L’inversion de la courbe des taux US a mis les nerfs des investisseurs à rude épreuve.

  • Les marchés d’actions ont piqué du nez, l’indice S&P 500 subissant mi-août sa 2e plus forte baisse journalière de l’année. Les principales places financières ont depuis lors rebondi à la faveur de chiffres de ventes au détail américains encourageants et de l’espoir de mise en œuvre de mesures de stimulus monétaire et budgétaire mais le bilan mensuel reste négatif.
  • Le regain d’aversion au risque a largement fait le jeu des marchés obligataires. Aux Etats-Unis, l’un des faits marquants est le nouveau plancher historique atteint par le taux du bon du Trésor à 30 ans, à moins de 2%. En zone euro, le taux du Bund allemand à 10 ans a lui repoussé les limites de l’extrême en passant pour la première fois sous les -0,70% (!) entraînant les taux des autres emprunts d’Etat dans son sillage.
  • Justifiant son statut de valeur refuge, l’or a également profité de l’agitation sur les marchés pour grimper à un niveau inédit depuis 2013. Enfin, sur le marché des changes, le dollar US est resté ferme par rapport à l’euro, se rapprochant même de ses meilleurs niveaux de l’année.

3. Quels enseignements les investisseurs peuvent-ils en tirer ?

En réalité, la question directe « Une récession se profile-t-elle à l'horizon ? » pourrait être trop simpliste. Il ne faut pas uniquement tenir compte du niveau des taux d'intérêt ou des primes de terme sur le marché obligataire, mais aussi du niveau du PIB ainsi que d'autres indicateurs économiques clés pour faire une évaluation complète de la situation.

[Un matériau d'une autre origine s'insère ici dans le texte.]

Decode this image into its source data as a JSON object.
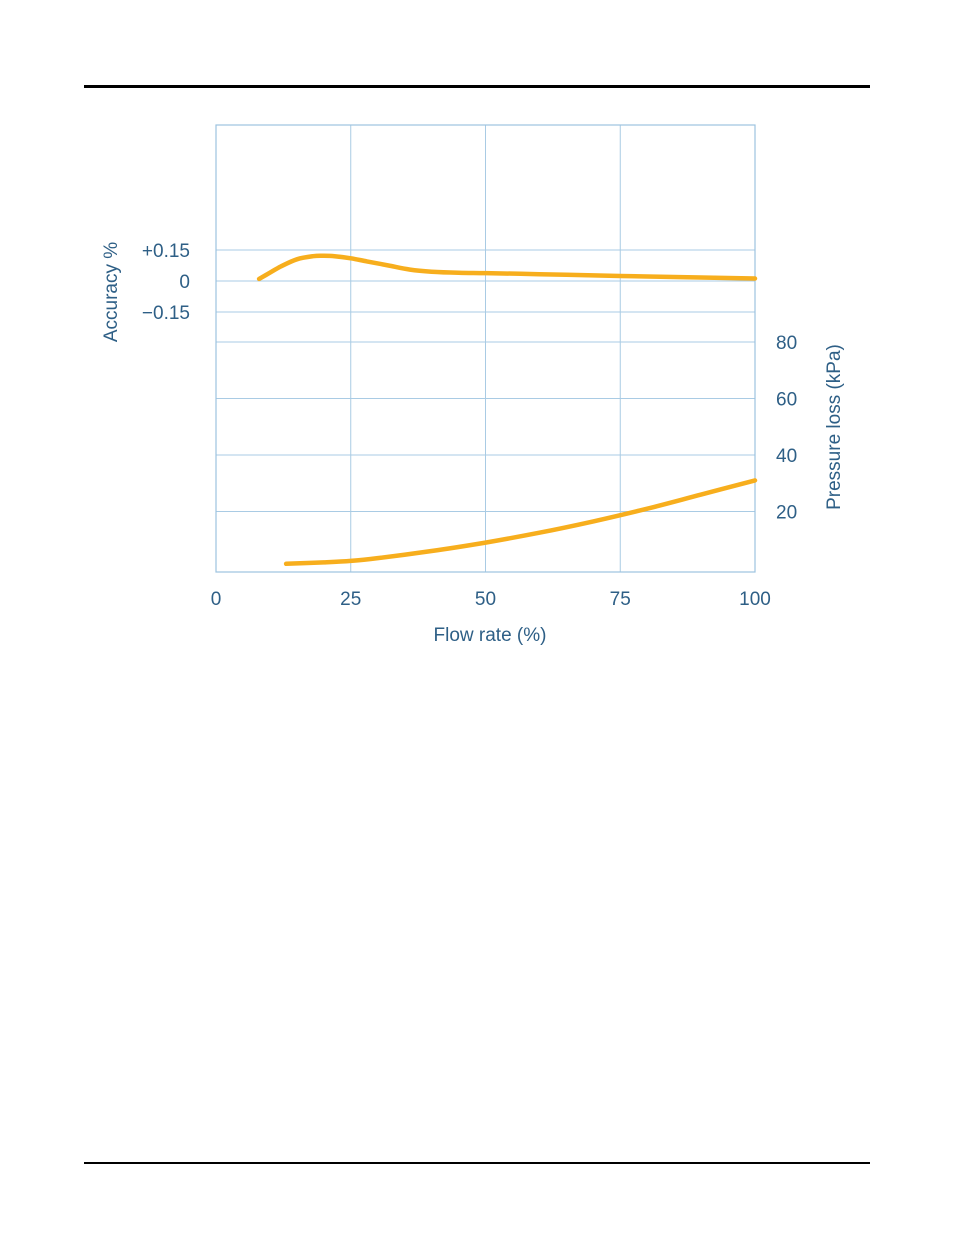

Le consommateur américain continue de faire preuve de résilience – cf. ventes au détail de juillet - face à la baisse de l’activité manufacturière et des investissements des entreprises. En outre, bien que les indicateurs économiques avancés aient commencé à plafonner, une détérioration supplémentaire dans des domaines comme les nouvelles commandes à l’industrie, les demandes d'allocations de chômage ou les permis de bâtir doit encore se concrétiser. Enfin, l'évolution inquiétante de la courbe des taux US a donné plus de crédit à la diminution préventive des taux d'intérêt opérée par la Fed fin juillet.

Notre scénario de base reste que nous ne voyons toujours pas la matérialisation d’une récession aux USA. Ceci étant, une courbe des taux négative ne doit pas être ignorée car, si une telle configuration persiste, elle risque d’avoir un impact négatif sur la psychologie des investisseurs.

Nous devons probablement nous attendre à une volatilité élevée sur les marchés financiers au vu des tensions commerciales persistantes entre les États-Unis et la Chine, d’une économie mondiale qui continue de montrer plus de fissures dans son armure et de l’incertitude liée aux prochaines mesures que la Fed pourrait prendre.

Dans ce contexte, il reste recommandé d’aborder les marchés avec prudence, de réévaluer les risques et de revoir la composition des portefeuilles d’investissement. Outre un positionnement plus défensif, les investisseurs doivent également rester attentifs aux besoins de liquidités à court terme ainsi qu’à leurs horizons d’investissement respectifs pour leurs portefeuilles.